A diminuição do volume d’água da lagoa e o conseqüente surgimento de áreas marginais secas, somados aos freqüentes aterros irregulares, vem reduzindo a sua extensão a cada dia, possibilitando o parcelamento e a ocupação do seu entorno. Por sua vez, esta ocupação desordenada e irregular sentenciou a fauna e a flora originais do local, sobretudo no que diz respeito às formações vegetais típicas de restinga, praticamente extintas de suas margens.

Outro grave problema que aflige a lagoa é à poluição causada pelo despejo do esgoto domiciliar sem tratamento em seu interior.

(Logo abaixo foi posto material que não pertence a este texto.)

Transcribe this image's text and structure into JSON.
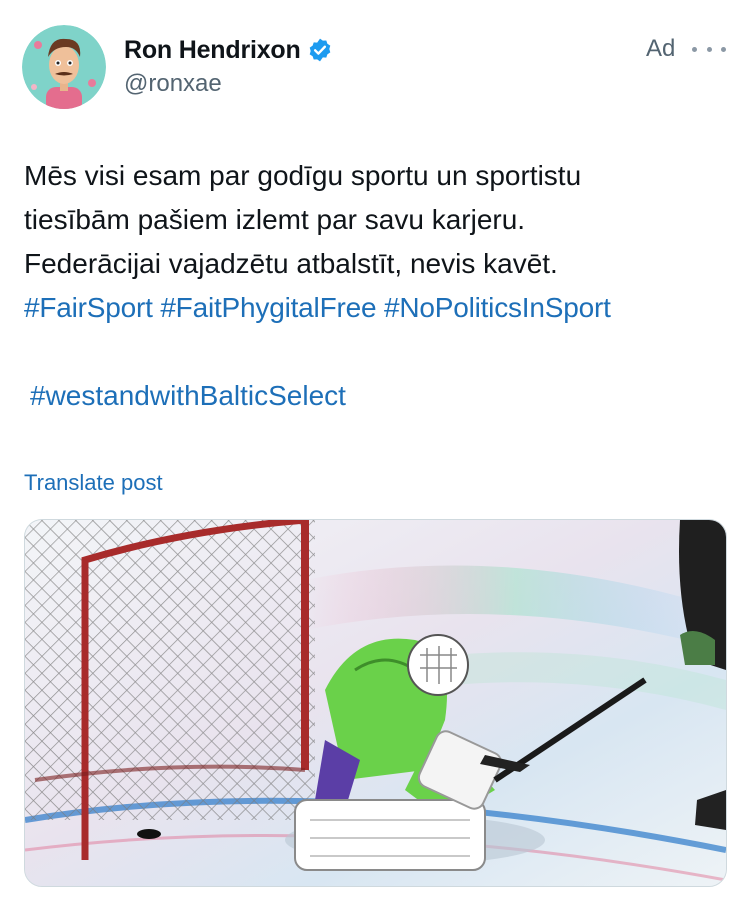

Pela inexistência de uma rede de tratamento de esgotos em toda a Região Oceânica, as Lagoas de Piratininga e de Itaipu acabam transformando-se em grandes receptáculos de esgoto doméstico, situação esta que causa freqüentes mortandades de peixes.

Certamente é a população de antigos pescadores a que mais sofre as conseqüências dos efeitos da degradação da Lagoa de Piratininga, pois diversas espécies de crustáceos estão desaparecendo e o pescado está reduzido a níveis que não permitem a subsistência de suas famílias. Somente uma intervenção conjunta da sociedade e do poder público poderá resgatar um dos maiores patrimônios paisagísticos do município.